Above the commode in Dwight Holland's upstairs bathroom reads a placard, "Ideas won't keep, something must be done about them." Six years ago an idea was floated to try to gather all of North Carolina's potters together to watch some pottery movies, and thanks to the efforts of Dwight and the late Dorothy and Walter Auman, the idea was expanded and the First North Carolina Pottery Conference was organized.
The conference has become a much loved, small scale state potters' conference. Ably sponsored by the Randolph County Arts Guild, the conference began with a program aimed at assessing the relationship between North Carolina's rich folk pottery heritage and its diverse contemporary ceramic scene.
This year's program featured Jack Troy as workshop leader. A seasoned and well polished professional, Jack drew participants toward his clear and passionate evocation of the potter's role in society. Deft paddling of narrow necked vases and loose faceting of tea bowls were particularly dynamic demonstrations. He illustrated this with wonderful slides, punctuated by humorous and enlightening stories.
Well known for his love of wood-firing, Jack offered a view of the aesthetic toward which he aspires: the richness and imperfections of natural surfaces, deep knowledge of his materials and process, the honesty and looseness that can come from years of disciplined craftsmanship, and the great rewards of working in groups. At his best, Jack and other exponents of this style are creating works as distinct, refined, vital and uncompromising as pots from any of the great yakeshime traditions of Japan.
It was apparent from Jack's slides of early Pennsylvania stoneware potteries that the contemporary potters in the audience were much wealthier than their forebears, a fact illustrated further by Ralph Rinzler, Assistant Secretary Emeritus of the Smithsonian Folkways Division. He was in North Carolina selling his collection of Southern folk pots to benefit the North Carolina Pottery Museum, which is in the early stages of being built. He also showed his documentary film about the Meaders family of northern Georgia.
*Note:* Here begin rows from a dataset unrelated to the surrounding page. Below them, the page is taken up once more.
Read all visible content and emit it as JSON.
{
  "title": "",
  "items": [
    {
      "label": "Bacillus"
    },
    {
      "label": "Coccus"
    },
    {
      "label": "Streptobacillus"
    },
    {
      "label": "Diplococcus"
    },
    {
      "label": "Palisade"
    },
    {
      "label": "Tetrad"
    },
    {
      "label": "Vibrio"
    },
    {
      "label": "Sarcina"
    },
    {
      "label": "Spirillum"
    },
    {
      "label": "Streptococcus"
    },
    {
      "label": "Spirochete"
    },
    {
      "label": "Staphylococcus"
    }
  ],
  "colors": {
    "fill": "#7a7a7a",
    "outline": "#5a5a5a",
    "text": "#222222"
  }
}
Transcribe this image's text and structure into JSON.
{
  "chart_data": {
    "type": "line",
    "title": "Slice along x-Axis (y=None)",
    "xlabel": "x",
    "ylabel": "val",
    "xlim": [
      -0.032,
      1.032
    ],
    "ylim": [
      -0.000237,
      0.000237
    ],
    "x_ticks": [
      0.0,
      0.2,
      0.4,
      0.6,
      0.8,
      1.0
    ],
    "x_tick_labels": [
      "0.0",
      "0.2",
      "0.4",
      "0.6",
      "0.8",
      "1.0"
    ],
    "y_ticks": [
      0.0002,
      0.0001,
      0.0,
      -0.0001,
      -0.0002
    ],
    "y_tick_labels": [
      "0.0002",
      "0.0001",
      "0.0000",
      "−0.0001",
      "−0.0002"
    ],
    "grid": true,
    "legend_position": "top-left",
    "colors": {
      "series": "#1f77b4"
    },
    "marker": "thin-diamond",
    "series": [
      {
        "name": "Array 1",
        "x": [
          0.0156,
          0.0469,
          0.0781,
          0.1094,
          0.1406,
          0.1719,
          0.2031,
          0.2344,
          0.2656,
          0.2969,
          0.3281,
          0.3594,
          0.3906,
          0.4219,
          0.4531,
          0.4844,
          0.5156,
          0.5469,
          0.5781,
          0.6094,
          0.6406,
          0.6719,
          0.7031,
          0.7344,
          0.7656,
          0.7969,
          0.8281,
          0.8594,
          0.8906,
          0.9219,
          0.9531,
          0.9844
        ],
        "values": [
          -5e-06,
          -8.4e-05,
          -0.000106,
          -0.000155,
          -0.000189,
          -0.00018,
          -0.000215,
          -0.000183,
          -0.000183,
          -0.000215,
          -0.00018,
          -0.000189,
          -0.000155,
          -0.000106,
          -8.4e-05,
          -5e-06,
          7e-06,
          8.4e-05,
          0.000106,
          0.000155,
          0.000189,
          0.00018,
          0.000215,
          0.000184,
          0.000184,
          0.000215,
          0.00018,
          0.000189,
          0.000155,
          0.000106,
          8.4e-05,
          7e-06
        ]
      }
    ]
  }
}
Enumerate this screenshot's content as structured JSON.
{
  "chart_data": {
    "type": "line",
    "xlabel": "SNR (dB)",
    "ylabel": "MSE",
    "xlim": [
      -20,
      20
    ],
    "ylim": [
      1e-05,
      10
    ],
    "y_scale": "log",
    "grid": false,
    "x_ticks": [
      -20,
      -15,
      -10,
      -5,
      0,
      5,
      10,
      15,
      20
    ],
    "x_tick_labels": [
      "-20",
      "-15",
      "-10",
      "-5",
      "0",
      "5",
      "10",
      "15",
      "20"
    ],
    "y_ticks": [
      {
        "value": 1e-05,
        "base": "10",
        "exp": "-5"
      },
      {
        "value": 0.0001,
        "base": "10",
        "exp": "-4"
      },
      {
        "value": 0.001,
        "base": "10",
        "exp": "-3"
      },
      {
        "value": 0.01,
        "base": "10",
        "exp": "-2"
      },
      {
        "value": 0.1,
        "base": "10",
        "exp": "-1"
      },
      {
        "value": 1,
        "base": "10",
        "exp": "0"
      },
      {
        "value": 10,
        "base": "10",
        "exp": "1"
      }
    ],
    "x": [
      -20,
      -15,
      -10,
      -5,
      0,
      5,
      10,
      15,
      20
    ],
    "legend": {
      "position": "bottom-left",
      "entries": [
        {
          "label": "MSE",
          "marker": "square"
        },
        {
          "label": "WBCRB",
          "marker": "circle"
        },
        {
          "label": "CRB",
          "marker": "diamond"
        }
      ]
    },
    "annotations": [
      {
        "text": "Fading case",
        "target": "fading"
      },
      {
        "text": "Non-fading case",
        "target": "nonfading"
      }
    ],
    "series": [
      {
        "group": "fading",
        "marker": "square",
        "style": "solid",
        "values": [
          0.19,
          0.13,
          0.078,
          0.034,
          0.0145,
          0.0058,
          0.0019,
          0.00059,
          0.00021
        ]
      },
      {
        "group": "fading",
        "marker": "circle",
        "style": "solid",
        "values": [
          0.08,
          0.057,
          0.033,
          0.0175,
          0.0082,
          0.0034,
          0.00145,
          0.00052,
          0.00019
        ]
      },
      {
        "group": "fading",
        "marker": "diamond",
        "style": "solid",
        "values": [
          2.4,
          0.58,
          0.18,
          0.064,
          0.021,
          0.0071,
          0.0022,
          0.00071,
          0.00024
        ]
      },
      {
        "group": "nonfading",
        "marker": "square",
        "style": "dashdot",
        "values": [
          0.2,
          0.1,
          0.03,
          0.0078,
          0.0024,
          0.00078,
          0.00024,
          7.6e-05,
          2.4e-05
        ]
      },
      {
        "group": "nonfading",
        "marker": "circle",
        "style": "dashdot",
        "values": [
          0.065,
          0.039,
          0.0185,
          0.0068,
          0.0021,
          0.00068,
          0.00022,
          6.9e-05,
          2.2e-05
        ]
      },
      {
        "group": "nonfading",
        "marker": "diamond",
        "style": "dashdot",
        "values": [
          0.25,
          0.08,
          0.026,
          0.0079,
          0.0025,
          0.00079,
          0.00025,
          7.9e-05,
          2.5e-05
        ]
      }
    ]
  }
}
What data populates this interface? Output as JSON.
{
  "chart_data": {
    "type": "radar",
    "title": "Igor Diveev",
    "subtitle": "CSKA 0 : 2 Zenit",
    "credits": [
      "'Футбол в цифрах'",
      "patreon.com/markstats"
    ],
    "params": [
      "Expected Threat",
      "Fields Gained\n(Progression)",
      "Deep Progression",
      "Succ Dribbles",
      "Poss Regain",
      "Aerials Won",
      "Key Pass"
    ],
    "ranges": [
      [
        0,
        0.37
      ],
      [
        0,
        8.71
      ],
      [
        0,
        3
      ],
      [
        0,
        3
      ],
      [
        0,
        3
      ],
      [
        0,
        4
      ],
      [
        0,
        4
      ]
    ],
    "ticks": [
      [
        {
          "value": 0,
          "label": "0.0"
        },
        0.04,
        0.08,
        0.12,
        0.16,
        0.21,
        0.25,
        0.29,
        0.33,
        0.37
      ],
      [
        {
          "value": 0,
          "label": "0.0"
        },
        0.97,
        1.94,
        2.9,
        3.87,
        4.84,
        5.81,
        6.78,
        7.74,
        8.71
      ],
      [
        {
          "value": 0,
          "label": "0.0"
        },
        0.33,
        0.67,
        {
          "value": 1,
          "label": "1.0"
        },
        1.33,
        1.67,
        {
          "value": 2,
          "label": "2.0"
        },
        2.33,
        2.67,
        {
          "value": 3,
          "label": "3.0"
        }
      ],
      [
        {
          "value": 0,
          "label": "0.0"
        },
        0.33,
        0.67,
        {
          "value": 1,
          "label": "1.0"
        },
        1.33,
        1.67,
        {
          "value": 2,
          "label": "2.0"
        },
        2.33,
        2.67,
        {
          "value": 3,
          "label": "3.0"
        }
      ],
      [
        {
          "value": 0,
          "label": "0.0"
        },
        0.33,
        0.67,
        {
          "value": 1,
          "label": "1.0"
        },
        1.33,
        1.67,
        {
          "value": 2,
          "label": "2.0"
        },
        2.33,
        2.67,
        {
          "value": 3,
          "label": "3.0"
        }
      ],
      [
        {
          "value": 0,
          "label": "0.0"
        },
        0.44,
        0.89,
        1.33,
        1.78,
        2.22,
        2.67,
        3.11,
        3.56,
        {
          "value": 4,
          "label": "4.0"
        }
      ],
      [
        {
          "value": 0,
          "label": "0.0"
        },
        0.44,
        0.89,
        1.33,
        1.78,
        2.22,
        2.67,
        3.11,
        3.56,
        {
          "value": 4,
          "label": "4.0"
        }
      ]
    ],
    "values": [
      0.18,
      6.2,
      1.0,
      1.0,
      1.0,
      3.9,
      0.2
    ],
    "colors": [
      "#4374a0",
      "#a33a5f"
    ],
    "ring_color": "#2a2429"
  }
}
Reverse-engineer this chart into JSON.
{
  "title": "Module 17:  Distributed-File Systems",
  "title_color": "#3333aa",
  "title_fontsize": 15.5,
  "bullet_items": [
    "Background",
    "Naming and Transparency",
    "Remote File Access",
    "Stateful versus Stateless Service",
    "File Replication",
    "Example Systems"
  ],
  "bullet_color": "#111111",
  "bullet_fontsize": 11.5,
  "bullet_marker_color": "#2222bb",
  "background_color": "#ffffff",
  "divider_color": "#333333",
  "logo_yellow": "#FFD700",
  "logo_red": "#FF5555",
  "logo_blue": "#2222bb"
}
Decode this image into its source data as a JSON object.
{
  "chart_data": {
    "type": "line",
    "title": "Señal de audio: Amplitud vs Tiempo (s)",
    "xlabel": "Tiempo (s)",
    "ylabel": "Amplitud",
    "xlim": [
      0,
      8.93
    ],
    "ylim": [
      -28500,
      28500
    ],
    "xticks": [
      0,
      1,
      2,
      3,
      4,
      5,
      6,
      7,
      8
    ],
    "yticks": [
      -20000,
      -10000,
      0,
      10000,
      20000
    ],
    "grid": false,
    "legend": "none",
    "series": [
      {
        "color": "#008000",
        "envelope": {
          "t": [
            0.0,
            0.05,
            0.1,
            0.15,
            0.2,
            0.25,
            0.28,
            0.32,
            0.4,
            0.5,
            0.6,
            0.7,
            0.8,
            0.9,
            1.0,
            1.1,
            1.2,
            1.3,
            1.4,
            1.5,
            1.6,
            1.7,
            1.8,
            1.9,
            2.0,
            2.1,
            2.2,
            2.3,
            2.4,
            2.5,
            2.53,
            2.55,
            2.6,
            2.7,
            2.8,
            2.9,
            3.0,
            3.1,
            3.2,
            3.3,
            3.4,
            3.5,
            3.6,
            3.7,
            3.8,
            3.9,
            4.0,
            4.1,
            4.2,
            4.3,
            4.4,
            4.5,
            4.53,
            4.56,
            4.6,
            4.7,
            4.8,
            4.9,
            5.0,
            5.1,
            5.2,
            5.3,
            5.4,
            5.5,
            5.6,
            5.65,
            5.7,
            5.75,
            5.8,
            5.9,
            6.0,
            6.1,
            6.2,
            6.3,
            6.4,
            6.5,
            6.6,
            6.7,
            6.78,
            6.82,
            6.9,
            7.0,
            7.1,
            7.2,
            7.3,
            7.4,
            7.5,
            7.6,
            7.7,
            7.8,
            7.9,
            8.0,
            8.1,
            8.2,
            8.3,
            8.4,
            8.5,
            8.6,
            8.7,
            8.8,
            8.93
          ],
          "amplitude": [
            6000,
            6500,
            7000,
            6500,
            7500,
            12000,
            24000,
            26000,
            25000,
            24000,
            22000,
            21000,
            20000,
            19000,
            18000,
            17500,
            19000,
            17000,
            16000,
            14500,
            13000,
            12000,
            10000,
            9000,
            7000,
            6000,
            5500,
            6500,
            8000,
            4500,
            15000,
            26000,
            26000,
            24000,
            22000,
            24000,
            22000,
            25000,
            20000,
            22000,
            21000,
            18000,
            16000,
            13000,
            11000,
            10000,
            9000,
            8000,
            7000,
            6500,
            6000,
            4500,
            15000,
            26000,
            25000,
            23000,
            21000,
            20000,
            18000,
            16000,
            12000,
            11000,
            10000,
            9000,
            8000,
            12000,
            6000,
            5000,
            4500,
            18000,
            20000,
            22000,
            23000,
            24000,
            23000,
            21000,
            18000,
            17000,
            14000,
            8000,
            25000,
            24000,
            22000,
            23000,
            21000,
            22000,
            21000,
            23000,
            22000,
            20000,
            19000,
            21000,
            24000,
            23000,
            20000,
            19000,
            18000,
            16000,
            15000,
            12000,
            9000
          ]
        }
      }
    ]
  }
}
The subsequent discussion focused on the changes in Southern folk pottery, away from the rough-and-ready functional pots to be used in dairies, well houses and kitchens, toward an aesthetic based on what he characterized as "selling to gift stores." Certainly the folk potters of the South are better off as a result, while still displaying the same skill and talent as before, even if they don't fit so neatly into romantic notions of what they should make and how they should make them.
TV announcer and pottery collector Ray WiIkenson observed how frequently humor is used to smooth over the rough edges of life and gave an informative sketch of the fascinating but understudied North Carolina art ware pottery movement of the first half of this century.
Phyllis Blair Clark managed to traverse the minefield of "Curating and Jurying" with straightforward and refreshing aplomb. She spoke of her efforts behind the scenes to make potters look good, rather than herself, and of the fact that she is not just judging pots but also working with people's lives. Phyllis recently curated an all encompassing and scrupulously democratic survey of North Carolina clay put on by the Visual Arts Program at North Carolina State University, and she continues to curate the ever popular annual Functional Pottery Workshop at Wooster College, Ohio.
Rounding out the weekend were four North Carolina potters. First up was Mary Lou Higgins, showing slides of her highly priced, biomorphically carved, heavily decorated vessels; Doug Dacey, with his modern functional and decorative pots, and beautifully pleated, furrowed and draped bowls; Jen Bireline's recent sinuous, gravity-defying sculptures with terra sigillata surfaces, elegant, powerfuI, and treading new ground; and Hal Pugh, an excellent functional potter with an interest in history and archeology, with his collection of late 18th century Moravian ware.
The March 1994 Conference will feature the British potter Svend Bayer.